Project Story 🌟 About the Project
The Symptom Sorter AI was inspired by the need for a simple, educational, and accessible tool that helps people better understand their health symptoms without crossing into diagnosis territory. Many individuals hesitate before visiting a doctor because they don’t know whether their symptoms are serious. Our AI-driven tool provides guidance, awareness, and triage-like suggestions — while emphasizing a strong medical disclaimer.
This project was an opportunity to blend healthcare support with cutting-edge generative AI, focusing on safe prompt engineering and human-centered UX design.
💡 Inspiration
The inspiration came from observing how people often:
Search their symptoms online (sometimes leading to anxiety or misinformation).
Struggle to decide whether to see a doctor and which type of doctor to consult.
We wanted to design a system that could bridge the gap between symptom awareness and medical consultation, providing structured insights in an accessible way.
🛠️ How We Built It
Frontend: Built with Next.js (App Router) and styled with TailwindCSS for responsiveness and a modern UI.
AI Model: Integrated Gemini 2.5 Flash through the generateContent API endpoint.
Prompt Design: Used a cautious triage prompt to enforce safety and prevent accidental “diagnoses.”
Output Handling:
Parsed AI output into structured sections (conditions, next steps, disclaimer).
Implemented fallback placeholders for missing AI responses.
Added Framer Motion animations for a smooth UX.
Environment Variables: Secured API key using .env.local (NEXT_PUBLIC_GEMINI_API_KEY).
📚 What I Learned
How to safely prompt generative AI in healthcare contexts.

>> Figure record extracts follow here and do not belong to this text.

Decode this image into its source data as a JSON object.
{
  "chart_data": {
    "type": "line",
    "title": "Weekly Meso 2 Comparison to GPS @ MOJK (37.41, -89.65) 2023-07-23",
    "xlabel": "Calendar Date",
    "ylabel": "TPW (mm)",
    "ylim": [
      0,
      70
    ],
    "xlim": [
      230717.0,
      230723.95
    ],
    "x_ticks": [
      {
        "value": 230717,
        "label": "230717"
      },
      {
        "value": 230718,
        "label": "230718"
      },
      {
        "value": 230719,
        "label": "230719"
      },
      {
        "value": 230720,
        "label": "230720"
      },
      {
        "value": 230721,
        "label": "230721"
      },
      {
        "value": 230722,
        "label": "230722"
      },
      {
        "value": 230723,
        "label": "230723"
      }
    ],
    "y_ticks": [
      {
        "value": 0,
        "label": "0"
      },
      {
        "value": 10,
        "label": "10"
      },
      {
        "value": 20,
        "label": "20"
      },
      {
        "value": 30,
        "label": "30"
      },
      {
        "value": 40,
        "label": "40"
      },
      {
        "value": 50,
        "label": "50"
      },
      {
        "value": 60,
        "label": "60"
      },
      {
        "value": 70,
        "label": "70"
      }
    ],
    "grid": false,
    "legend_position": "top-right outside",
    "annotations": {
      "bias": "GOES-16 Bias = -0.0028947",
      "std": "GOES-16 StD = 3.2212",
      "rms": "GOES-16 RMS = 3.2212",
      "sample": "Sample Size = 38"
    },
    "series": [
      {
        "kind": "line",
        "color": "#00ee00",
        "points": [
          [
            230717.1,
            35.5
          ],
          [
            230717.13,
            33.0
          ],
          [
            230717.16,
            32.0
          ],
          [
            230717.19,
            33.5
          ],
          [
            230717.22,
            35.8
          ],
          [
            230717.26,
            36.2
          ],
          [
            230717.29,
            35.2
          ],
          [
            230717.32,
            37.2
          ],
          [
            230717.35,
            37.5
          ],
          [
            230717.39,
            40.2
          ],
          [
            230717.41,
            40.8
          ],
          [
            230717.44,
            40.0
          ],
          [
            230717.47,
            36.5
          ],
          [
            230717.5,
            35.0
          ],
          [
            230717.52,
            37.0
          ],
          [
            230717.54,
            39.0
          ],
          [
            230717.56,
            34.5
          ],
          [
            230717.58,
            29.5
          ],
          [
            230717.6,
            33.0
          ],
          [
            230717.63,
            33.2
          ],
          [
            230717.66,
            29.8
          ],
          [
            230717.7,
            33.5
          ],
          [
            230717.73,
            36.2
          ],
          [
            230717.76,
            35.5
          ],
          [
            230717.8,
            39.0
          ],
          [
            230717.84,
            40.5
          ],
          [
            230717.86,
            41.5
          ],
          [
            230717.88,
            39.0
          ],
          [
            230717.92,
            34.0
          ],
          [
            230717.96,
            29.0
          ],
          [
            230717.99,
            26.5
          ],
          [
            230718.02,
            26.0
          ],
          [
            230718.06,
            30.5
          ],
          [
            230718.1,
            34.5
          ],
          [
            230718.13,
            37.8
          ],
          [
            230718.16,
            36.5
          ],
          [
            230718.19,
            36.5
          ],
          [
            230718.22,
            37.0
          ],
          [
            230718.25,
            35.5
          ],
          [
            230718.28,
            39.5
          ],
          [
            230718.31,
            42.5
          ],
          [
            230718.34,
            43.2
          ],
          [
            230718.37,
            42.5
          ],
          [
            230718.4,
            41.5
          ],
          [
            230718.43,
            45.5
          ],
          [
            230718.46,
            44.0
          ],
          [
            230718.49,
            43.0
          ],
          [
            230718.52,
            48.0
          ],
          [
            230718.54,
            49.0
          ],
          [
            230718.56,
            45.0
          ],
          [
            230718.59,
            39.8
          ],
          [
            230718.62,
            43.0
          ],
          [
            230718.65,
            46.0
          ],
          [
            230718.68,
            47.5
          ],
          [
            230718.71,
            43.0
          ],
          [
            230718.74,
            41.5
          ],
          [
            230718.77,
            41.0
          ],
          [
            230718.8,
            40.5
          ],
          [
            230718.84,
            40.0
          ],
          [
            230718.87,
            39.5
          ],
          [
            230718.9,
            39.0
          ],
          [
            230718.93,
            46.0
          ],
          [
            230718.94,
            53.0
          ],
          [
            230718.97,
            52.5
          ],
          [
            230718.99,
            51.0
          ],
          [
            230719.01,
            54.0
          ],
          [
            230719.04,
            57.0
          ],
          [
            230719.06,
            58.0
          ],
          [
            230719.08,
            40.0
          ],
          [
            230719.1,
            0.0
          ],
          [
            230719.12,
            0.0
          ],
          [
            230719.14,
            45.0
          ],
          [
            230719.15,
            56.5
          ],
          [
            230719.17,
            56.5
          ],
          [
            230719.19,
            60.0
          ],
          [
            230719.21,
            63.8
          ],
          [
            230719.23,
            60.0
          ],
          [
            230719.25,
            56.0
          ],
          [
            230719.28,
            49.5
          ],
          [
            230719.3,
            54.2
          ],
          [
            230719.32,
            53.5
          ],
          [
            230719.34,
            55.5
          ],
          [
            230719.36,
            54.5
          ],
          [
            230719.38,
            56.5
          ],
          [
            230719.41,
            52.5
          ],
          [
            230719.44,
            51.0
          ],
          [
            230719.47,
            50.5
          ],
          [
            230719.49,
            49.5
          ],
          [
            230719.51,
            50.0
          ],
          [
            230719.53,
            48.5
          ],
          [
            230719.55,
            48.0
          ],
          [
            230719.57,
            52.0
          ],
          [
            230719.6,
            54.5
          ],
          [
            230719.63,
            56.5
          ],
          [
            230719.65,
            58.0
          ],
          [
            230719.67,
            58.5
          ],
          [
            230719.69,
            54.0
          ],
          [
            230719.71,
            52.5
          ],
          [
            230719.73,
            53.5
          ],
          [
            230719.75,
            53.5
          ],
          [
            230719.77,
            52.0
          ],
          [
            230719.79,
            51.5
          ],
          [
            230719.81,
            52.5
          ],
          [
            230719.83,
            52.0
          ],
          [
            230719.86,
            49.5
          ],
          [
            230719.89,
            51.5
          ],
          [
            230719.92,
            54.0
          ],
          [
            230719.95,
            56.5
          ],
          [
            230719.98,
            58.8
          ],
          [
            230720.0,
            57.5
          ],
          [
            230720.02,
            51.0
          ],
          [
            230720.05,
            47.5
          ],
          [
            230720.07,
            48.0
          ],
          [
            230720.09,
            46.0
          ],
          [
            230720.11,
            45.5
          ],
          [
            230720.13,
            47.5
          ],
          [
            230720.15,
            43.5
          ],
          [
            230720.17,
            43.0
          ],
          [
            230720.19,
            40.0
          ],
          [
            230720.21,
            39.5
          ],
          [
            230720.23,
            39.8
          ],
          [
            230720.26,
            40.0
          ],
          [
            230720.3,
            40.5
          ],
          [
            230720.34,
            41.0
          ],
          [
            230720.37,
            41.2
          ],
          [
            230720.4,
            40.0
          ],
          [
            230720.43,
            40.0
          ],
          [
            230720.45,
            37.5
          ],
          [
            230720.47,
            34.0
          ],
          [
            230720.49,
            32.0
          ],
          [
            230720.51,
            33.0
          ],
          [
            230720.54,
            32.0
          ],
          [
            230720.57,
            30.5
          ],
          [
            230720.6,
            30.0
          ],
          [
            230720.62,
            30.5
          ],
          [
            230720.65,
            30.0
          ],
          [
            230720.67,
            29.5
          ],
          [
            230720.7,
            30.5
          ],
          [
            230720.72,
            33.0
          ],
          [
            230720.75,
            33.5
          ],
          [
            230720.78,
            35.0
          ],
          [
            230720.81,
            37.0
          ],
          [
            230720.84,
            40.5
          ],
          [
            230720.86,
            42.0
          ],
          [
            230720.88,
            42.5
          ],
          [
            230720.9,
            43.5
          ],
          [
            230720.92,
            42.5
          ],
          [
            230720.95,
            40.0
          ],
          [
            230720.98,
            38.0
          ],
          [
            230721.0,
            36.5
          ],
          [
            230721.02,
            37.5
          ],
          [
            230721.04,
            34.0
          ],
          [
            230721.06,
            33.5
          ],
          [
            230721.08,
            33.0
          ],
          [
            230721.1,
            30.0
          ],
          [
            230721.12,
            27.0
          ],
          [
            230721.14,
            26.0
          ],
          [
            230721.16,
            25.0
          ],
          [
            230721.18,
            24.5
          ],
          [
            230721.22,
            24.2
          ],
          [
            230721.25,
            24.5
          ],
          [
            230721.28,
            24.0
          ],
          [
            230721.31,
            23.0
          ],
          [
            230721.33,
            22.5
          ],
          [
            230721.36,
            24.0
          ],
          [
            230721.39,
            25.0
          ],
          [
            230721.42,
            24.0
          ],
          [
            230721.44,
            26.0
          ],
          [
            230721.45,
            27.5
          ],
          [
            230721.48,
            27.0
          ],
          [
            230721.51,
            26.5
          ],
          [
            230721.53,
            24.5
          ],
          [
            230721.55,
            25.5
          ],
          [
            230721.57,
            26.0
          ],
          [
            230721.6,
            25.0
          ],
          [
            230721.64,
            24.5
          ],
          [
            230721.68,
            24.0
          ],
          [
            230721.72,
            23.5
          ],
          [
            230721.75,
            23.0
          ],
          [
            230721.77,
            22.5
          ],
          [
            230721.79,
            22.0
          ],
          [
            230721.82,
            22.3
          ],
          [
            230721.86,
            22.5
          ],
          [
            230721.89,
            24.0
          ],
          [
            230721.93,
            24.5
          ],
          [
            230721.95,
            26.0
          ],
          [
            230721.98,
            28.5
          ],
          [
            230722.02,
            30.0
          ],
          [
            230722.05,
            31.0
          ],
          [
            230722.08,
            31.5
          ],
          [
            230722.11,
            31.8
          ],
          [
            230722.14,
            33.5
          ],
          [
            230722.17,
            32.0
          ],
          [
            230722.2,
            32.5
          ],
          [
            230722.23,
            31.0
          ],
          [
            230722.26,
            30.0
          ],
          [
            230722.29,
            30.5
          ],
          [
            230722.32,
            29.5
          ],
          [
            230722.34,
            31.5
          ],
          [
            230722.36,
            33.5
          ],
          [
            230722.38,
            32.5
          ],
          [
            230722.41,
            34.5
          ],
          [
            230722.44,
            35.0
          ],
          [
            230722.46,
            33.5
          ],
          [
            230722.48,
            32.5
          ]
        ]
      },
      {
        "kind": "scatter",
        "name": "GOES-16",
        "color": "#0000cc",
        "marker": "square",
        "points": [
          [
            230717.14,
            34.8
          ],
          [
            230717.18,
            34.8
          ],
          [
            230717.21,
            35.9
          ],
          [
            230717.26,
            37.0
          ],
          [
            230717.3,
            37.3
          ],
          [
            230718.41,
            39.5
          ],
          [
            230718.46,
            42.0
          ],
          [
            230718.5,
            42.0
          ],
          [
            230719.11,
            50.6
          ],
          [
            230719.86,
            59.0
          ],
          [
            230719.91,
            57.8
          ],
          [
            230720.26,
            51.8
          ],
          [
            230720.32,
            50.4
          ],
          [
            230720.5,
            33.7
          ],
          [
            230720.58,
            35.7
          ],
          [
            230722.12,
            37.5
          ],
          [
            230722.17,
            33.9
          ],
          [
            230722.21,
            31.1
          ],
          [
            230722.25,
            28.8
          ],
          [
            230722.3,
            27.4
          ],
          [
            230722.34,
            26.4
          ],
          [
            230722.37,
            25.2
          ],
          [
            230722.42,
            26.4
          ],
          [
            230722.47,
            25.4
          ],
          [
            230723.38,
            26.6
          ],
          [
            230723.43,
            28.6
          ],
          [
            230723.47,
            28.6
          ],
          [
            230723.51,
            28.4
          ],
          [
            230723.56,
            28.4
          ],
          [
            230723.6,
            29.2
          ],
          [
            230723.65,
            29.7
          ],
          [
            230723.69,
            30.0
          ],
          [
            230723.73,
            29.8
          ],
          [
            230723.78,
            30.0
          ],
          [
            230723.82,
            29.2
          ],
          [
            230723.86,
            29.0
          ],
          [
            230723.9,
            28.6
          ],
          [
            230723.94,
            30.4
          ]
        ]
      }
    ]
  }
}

Techniques for parsing unstructured LLM outputs and converting them into structured UI-friendly content.
The importance of UI/UX in medical-facing tools — clarity, animations, and structured points reduce user confusion.
How to integrate Gemini API directly with fetch in a Next.js client environment.
⚔️ Challenges Faced
AI Safety: Ensuring the model didn’t give medical diagnoses.
Solved with strict prompt formatting and fallback disclaimers.
Output Formatting Issues:
The AI sometimes returned incomplete or misnumbered lists.
Fixed by parsing responses, padding missing points with "Not provided by AI", and ensuring consistent numbering.
API Integration:
The @google/generative-ai SDK caused client-side fetch errors.
Solved by directly using fetch with X-goog-api-key.
UI/UX Polish:
Raw AI text looked messy.
Solved by using bullet points, icons, animations, and gradient styles to make the results engaging.